We saw similar dynamics during the COVID era, when many companies raised large rounds at aggressive valuations. Some later struggled to raise follow-on capital, while others had to go through down rounds or pay-to-play structures, both of which can be painful for founders and existing investors.
My personal view is that with the recent AI momentum, we are starting to see some companies drift into a “fake it till you make it” mindset. In software, storytelling has always mattered. But eventually, fundamentals catch up. Sustainable businesses still need real customers, repeat usage, strong unit economics, and long-term defensibility.

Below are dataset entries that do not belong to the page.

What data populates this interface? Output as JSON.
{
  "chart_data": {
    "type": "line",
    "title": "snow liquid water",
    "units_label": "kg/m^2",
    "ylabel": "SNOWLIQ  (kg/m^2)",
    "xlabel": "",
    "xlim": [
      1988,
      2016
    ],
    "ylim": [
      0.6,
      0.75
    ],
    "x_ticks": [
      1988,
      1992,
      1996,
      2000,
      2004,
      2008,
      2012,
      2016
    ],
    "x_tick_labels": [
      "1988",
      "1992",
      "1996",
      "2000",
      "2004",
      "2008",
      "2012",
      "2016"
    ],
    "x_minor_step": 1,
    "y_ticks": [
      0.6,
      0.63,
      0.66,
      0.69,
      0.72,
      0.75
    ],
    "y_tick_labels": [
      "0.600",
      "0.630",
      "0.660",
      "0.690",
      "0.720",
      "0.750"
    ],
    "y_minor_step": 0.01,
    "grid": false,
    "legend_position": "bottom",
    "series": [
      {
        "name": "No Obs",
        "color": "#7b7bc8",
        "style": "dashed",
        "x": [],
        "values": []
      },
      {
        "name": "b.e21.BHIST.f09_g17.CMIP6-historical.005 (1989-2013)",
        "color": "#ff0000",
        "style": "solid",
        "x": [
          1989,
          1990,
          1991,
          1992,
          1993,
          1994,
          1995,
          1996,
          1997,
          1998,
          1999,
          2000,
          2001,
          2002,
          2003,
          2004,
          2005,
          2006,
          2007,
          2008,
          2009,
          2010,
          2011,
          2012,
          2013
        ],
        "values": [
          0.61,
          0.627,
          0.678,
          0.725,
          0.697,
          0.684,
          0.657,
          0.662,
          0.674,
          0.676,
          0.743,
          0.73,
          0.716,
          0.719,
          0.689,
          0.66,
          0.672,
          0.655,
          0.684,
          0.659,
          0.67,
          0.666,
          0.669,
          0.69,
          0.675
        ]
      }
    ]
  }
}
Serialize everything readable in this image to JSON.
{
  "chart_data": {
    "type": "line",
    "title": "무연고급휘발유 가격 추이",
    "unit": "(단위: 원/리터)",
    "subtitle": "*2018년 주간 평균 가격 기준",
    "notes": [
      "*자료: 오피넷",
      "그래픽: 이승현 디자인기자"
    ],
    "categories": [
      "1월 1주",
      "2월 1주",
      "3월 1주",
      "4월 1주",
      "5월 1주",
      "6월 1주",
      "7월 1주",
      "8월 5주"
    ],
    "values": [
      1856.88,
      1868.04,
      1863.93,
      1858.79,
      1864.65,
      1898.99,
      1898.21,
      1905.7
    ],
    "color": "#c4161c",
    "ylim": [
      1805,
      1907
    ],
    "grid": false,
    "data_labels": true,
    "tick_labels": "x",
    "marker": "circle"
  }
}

At the end of the day, valuation is temporary, execution is permanent.
Last Week
Investment teams interacted with 105 companies.
Selam and Zeynep attended BSH Türkiye R&D TechPartners Day.
Ozge, Can, and Musab attended Koc University - Get Hired event.
Gizem and Caglar were at NIF Meeting.
Idil, Selma, and I were at CVC Bosphorus.
This Week and Next
I will be in Oman for meetings until Wednesday, May 13th.
Caglar will be a panelist at Aselsan Panel Session on Monday, May 11th.
Selma and Zeynep will attend Workup demo day on Monday, May 11th.
Can will host a session at METU Management Club in Ankara on Tuesday, May 12th
Ali and Ozge will be in London to attend board meetings and the following events:
Endeavor GTEN London Networking Event on Tuesday, May 12th.
The Founder Mixer on Tuesday, May 12th.
The Investor Mixer on Wednesday, May 13th.
Oxford AI Forum on Saturday, May 16th.
Can will attend YTU Startup Mockup Final Session on Thursday, May 14th.
Zeynep will be at Odak Merin Venture Days on Thursday, May 14th.
Selam will attend İzQ Accelerator Demo Day on Thursday, May 14th.
Can will be a jury at Beyond Summit on Friday, May 15th
Idil and I will attend Wired Turkiye Launch on Fridaym May 15th.
Gizem and Can will be panelist at Build Year by FounderN Event on Friday, May 15th.